Queens. She uses this story with perceived value; that being her ideas for change and that she believes the people of the 14th Congressional District want change.

That ended up working, the ad went viral and she pulled off a massive upset. During the 2016 Republican primary, Carly Fiorina (R-TX) was one of the 17 major candidates running for the Republican nomination. During the campaign, Donald Trump made comments about her looks and rather than cry about it, she aired an ad called “Faces” that is widely credited as one of the best ads of that election season. In the ad, she offers an empowering message to conservative message, refuting Donald Trump’s comments and telling the Democratic Party that “we aren’t a special interest group, we are the majority of the nation” and proudly declaring “This is the face of a sixty one year old woman, I am proud of each year and every wrinkle.” With the ad, she thought that people wanted an empowering message for women and she delivered on that. In the 2018 midterm election season,  Republican Kristi Noem was running against Democrat Billie Sutton to be South Dakota’s next Governor. Noem ultimately ended up on top, but the race ended up being tougher than either candidate had expected. During the campaign, Governor Noem aired an ad titled “Trusted. Proven.   Conservative.” In it, she and others describe who she is and what she would do for South Dakota if she were elected. From this advertisement, a viewer could draw the conclusion that she believed that South Dakota voters wanted a strong conservative and she tried to prove herself to be just that. This is the main hook that advertisers use in any industry, this is a part of what tips you over the edge to go out and buy the product or vote for the candidate. In their ads, politicians tap into perceived value for votes.
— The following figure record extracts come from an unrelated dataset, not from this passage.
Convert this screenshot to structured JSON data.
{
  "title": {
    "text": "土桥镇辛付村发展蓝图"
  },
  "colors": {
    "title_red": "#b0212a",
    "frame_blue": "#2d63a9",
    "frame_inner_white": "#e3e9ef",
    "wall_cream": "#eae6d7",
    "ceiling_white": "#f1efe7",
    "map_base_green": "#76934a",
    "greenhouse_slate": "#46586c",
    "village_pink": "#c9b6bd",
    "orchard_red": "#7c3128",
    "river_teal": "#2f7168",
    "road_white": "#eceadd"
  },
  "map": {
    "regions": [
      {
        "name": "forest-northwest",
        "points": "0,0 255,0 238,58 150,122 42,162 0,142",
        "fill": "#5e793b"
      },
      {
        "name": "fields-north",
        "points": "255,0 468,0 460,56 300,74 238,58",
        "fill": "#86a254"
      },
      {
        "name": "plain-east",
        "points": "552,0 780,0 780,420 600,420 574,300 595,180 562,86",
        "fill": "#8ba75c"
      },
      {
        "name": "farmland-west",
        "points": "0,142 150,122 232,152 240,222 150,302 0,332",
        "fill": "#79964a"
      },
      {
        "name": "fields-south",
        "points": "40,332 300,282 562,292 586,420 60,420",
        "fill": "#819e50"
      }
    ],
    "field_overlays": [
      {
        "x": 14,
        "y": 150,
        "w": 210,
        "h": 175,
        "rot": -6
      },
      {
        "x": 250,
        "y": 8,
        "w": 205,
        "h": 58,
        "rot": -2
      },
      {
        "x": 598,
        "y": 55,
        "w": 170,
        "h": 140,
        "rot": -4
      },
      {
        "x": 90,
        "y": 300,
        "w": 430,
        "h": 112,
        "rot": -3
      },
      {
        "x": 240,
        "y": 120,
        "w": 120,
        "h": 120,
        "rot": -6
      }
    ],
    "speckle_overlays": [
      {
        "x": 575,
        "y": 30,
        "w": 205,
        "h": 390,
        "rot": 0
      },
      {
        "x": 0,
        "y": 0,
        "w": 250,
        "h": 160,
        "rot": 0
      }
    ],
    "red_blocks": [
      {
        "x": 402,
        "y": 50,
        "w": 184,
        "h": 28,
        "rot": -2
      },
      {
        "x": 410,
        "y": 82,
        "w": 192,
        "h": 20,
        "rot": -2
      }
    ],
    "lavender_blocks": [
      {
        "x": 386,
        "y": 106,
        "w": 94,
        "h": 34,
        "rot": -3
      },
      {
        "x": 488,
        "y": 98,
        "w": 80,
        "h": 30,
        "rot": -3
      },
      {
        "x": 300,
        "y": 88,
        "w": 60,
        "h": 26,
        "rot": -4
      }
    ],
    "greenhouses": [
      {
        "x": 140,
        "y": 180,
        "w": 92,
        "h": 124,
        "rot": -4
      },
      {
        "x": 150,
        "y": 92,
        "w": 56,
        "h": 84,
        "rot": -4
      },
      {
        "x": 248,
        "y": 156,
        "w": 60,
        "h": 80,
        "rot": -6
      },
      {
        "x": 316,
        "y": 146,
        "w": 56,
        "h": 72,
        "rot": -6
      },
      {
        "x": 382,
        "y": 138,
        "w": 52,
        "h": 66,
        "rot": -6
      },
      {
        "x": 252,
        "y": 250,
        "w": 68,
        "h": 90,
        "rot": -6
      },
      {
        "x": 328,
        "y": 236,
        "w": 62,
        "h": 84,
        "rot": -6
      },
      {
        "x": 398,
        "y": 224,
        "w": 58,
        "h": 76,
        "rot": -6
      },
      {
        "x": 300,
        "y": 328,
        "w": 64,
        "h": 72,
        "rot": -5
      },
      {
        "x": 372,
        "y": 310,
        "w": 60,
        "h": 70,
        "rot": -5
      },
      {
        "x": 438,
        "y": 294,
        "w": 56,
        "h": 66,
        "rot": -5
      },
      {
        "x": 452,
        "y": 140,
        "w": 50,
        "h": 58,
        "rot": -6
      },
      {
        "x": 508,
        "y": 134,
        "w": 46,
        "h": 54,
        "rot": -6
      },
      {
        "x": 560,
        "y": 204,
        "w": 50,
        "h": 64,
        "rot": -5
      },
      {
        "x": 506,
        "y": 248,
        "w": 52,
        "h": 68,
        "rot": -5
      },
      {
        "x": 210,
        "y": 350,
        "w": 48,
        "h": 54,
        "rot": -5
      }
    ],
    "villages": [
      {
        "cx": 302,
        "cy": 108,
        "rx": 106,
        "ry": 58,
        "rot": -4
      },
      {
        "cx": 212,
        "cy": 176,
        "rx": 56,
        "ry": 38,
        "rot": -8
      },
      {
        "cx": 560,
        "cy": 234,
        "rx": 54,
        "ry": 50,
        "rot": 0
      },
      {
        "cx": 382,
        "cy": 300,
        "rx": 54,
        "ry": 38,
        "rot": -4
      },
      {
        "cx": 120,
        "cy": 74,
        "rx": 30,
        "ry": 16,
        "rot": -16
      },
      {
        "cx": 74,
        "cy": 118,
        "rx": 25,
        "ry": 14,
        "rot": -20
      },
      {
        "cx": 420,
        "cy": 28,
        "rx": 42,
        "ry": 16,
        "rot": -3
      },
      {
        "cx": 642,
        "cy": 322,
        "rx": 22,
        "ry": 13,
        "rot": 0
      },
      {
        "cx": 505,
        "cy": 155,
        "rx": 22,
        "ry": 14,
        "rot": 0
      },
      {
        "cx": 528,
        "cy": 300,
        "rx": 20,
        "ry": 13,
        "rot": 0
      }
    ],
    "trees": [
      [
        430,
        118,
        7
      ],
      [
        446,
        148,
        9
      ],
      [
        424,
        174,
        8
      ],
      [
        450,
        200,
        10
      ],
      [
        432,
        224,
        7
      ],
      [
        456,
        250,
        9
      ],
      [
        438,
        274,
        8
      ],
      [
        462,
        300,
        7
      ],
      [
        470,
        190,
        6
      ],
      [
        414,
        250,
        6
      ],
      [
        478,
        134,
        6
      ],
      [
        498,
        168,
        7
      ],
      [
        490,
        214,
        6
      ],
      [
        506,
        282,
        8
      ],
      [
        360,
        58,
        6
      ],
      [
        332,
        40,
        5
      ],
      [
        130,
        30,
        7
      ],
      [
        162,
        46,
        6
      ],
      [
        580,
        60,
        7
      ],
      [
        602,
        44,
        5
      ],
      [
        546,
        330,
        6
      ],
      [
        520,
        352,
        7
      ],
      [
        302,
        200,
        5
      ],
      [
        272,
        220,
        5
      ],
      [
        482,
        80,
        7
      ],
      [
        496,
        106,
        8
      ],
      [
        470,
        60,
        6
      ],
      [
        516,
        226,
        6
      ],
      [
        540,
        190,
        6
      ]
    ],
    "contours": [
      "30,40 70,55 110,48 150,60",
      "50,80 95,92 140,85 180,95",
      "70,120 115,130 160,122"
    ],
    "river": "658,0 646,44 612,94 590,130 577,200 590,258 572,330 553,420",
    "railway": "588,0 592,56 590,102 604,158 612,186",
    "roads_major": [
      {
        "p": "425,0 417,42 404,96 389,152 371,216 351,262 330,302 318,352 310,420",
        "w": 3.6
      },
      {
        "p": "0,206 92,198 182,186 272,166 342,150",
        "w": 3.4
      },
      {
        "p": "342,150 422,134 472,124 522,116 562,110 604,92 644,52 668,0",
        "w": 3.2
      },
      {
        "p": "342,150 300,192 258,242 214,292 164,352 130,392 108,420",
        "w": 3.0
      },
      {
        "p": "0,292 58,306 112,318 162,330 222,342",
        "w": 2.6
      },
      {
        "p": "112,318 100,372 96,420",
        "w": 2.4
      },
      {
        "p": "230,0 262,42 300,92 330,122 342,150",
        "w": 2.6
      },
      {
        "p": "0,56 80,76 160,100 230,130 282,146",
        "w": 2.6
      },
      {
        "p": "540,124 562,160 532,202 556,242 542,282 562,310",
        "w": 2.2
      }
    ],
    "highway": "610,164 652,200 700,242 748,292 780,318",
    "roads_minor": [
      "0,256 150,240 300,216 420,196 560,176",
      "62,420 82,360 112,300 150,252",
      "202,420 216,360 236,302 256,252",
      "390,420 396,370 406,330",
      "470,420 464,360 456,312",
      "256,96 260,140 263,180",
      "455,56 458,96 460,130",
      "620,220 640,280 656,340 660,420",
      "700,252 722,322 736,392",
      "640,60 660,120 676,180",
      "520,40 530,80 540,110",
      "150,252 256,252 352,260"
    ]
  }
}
Advertising comes in many different forms. However, these forms are more similar than you might think. Even though this is a risky tactic, politicians can use humour to hook voters, but they can also use fear and negativity for the same purpose. Lastly, they use perceived value to give us that final push to go to the polls. Strange, isn’t it? It’s crazy to think that the same toolbox that regular advertisers use to get consumers to buy their products is also used to get those same people to vote for a specific candidate. However, political ads are losing their place in campaigns. MSNBC host Rachel Maddow was revisiting the best ads of the 2016 election season and she lamented that “political ads don’t matter anymore.” Is that true?